Thrombosis frequently complicates the essential thrombocythemia (ET) and hypercytosis may play a role in the its occurrence as well as the platelet and coagulant activation. Therefore, we evaluated myeloproliferative and platelet and coagulant activation markers such as platelets (plts), white blood cell (WBC), haemoglobin (Hb) and hematocrit (Hct) and β-thromboglobulin (βTG) and platelet factor 4(PF4) and prothrombin fragment 1+2 (F1+2), thrombin-antothrombin (TAT), tissue factor (TF), von Willebrand factor (vWF) and d-dimer (DD), respectively in ET patients and thrombosis. As has been reported that the Janus Kinase 2 (IAK2) V617F mutation gives ET a proliferative advantage, we also evaluated the JAK2 mutation. The study group consisted of fifty ET patients (24 males and 26 females, mean age 58 years) who fulfilled PVSG and WHO. Their mean duration of disease was 7 years. Of 50 patients, 18 were on hydroxyurea whereas 32 were not receiving any cytoreduction. All patients were on antiplatelets. Plts, WBC, HB and HCT were measured by automated analyser. βTG, PF4, F1+2, TAT, TF and DD and vWF were assayed by ELISA and immunoturbimetric assay, respectively. Jak2 mutation was analysed by melt curve analysis.
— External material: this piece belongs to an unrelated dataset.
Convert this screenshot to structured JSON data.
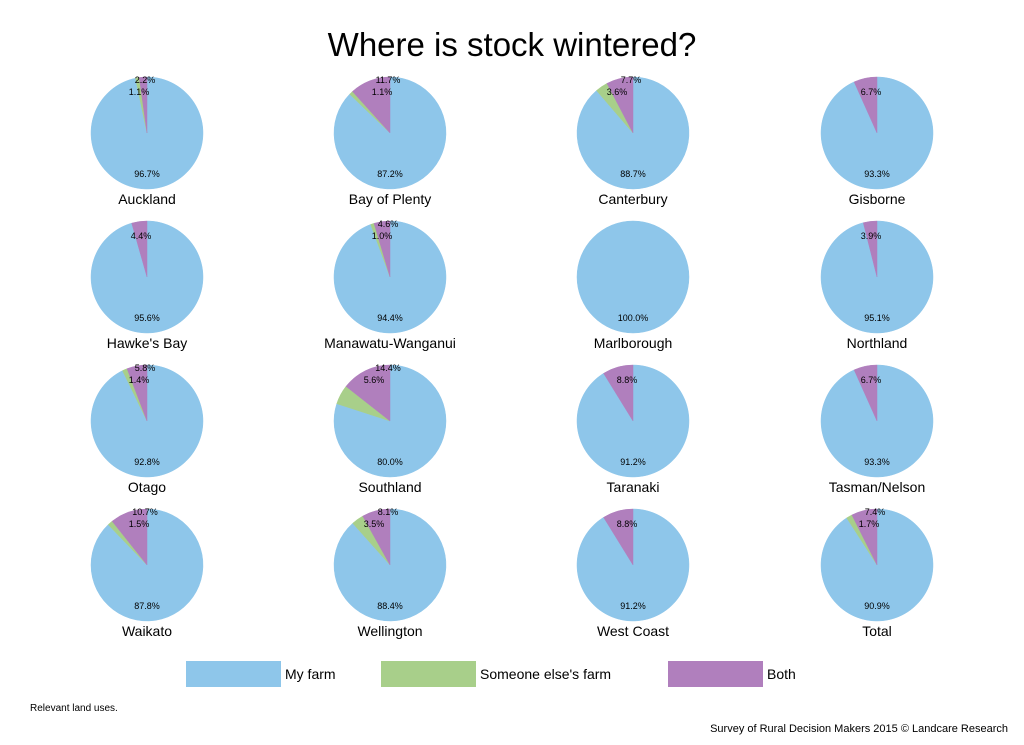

Of 50 patients, 24 were JAK2 V617F-positive and 26 were wild-type (WT). Among JAK2-positive ET, 11 experienced thrombosis including 5 episodes of myocardial infarction (MI), 3 of deep vein thrombosis (DVT), 2 of transient ischemic attack (TIA) and 1 of erytromelalgia (E), whereas of WT ET, 5 developed thrombosis such as 1 DVT, 2 TIA and 2 E. All patients had thrombocytosis (684±299×109/l) and normal WBC (7.8±2.2×109/l) and HB(13±1.8 g/dl) whereas HCT and βTG were higher in JAK2-positive ET than WT (41±5.2 % vs 37±5.2 %) ( p=0.034) (266±83 IU/ml vs 193±18 IU/ml) (p<.0001). PF4 (113±39 IU/ml vs 6.9±2.2 IU/ml), F1+2 (3.4±3.6 nmol/l vs 0.7±0,2 nmol/l), TAT (16.9±28 μg/l vs 2.6±0.9 μg/l) and TF (93±132 pg/ml vs 6.4±2.8 pg/ml) (p<.0001 and p<.0001 and p=0.001 and p<.0001, respectively) were increased in all patients whereas vWF and DD were normal (56±42 % and 185±208 ng/l). There was no correlation between JAK2 mutation and plts and WBC and HB and any activation marker. A positive correlation there was between JAK2 mutation and HCT (p=0.034) and thrombosis (p=0.059). These data suggest that JAK2 V617F mutation is responsible for a hematopoietic expansion which might play a role in the pathogenesis of thrombosis in ET.

Disclosures: No relevant conflicts of interest to declare.